InícioParlamentoFALTA DE MANUTENÇÃO NAS ESCOLAS PREJUDICA TODA A COMUNIDADE ESCOLAR

FALTA DE MANUTENÇÃO NAS ESCOLAS PREJUDICA TODA A COMUNIDADE ESCOLAR

Os deputados do CHEGA visitaram hoje a Escola Secundária da Lagoa, em São Miguel, em jeito de antevisão do próximo ano lectivo e depararam-se com um problema que afecta a esmagadora maioria das escolas de toda a Região. A falta de manutenção a que durante anos e anos se tem assistido, degradando edifícios e obrigando os estabelecimentos de ensino a fazer obras cirúrgicas nos problemas estruturais mais urgentes.

Apesar das intervenções de maior monta que têm sido feitas pontualmente no edifício, é o orçamento da escola que vai sendo usado para socorrer algumas necessidades mais prementes, nomeadamente nas infiltrações que são visíveis em algumas salas de aula e no ginásio.

“O problema foi que durante anos se construíram escolas, não se pensou na manutenção e hoje estamos a pagar a fatura. Os Governos esqueceram-se de projectar a escolas para o futuro. Construir sim, mas manter em boas condições no futuro”, explicou a deputada Olivéria Santos que acusou os antigos Governos socialistas de apenas construírem edifícios e o actual Governo de coligação debate-se com o problema de não ter dinheiro para a manutenção.

A parlamentar lembrou que o CHEGA tem tentado ajudar a resolver alguns destes problemas mais graves em algumas escolas, nomeadamente inscrevendo no Plano e Orçamento verbas para tal, no entanto, os problemas são tantos que não se consegue chegar a todas as escolas ao mesmo tempo.

Apesar dos problemas de manutenção, a Escola Secundária da Lagoa está a postos para um início de ano lectivo tranquilo, apesar de adiado devido ao problema dos exames nacionais.

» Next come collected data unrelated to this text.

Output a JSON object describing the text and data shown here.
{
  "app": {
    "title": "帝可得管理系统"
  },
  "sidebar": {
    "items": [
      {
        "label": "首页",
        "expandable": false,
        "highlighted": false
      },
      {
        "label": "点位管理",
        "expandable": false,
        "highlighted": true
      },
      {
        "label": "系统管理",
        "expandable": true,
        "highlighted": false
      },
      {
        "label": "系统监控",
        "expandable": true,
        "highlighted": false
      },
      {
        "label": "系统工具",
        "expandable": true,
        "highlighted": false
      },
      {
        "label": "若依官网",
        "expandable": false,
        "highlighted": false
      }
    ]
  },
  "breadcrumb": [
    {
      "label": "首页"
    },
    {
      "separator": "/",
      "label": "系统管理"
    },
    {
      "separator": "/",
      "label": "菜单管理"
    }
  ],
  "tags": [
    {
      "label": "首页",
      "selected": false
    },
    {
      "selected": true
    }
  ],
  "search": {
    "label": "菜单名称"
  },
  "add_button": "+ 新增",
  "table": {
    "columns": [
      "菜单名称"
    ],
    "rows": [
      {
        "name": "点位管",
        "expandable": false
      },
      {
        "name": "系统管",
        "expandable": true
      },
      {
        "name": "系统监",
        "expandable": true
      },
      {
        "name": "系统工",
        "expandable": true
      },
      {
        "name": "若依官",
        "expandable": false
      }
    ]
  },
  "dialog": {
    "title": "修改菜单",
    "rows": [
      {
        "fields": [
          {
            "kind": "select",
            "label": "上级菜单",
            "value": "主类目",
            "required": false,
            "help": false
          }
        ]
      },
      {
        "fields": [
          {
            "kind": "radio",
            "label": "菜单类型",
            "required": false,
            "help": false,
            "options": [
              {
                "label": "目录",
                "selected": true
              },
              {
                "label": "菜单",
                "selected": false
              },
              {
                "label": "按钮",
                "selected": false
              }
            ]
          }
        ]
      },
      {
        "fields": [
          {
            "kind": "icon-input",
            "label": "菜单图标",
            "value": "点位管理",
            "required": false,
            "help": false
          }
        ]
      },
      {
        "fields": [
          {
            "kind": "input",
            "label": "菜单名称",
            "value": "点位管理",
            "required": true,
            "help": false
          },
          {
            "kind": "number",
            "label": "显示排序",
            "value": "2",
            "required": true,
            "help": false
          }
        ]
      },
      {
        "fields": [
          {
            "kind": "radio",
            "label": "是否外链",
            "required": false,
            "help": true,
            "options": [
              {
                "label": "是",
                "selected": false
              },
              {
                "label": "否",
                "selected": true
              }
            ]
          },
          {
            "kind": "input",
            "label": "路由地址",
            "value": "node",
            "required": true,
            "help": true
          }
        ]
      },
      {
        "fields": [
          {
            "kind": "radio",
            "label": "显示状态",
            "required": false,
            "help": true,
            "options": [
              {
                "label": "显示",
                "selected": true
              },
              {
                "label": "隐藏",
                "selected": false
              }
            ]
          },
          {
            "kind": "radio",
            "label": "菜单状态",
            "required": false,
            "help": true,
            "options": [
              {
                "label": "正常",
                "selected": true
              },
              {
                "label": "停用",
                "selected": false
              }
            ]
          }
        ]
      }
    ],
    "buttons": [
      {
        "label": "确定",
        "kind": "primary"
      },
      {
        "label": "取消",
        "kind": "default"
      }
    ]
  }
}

Com 730 alunos inscritos para este ano, o número de professores e assistentes operacionais é o necessário – não recebendo nenhum dos 108 assistentes operacionais que irão reforçar as escolas, anunciados pelo Governo Regional para este ano lectivo.

“Neste momento a Escola Secundária da Lagoa tem tudo apostos para o arranque do ano lectivo. Isto se ninguém faltar ao trabalho ou se não houver baixas médicas logo no início do ano lectivo”, referiu a deputada Olivéria Santos que lembrou a resposta do Governo Regional a um requerimento do CHEGA, que dava conta que a educação é o sector público onde há mais baixas médicas.

Um problema que causa transtornos quer aos alunos, quer aos próprios colegas professores e assistentes operacionais. “Nem todas as baixas são fraudulentas. Mas é uma situação que precisa de ser revista, mais bem fiscalizada, até para proteger quem está realmente doente e tem uma baixa verdadeira”, reforçou a parlamentar que entende que, tal como no sector privado, é preciso haver mais denúncias e mais fiscalização das baixas médicas, para que não haja abusos do sistema.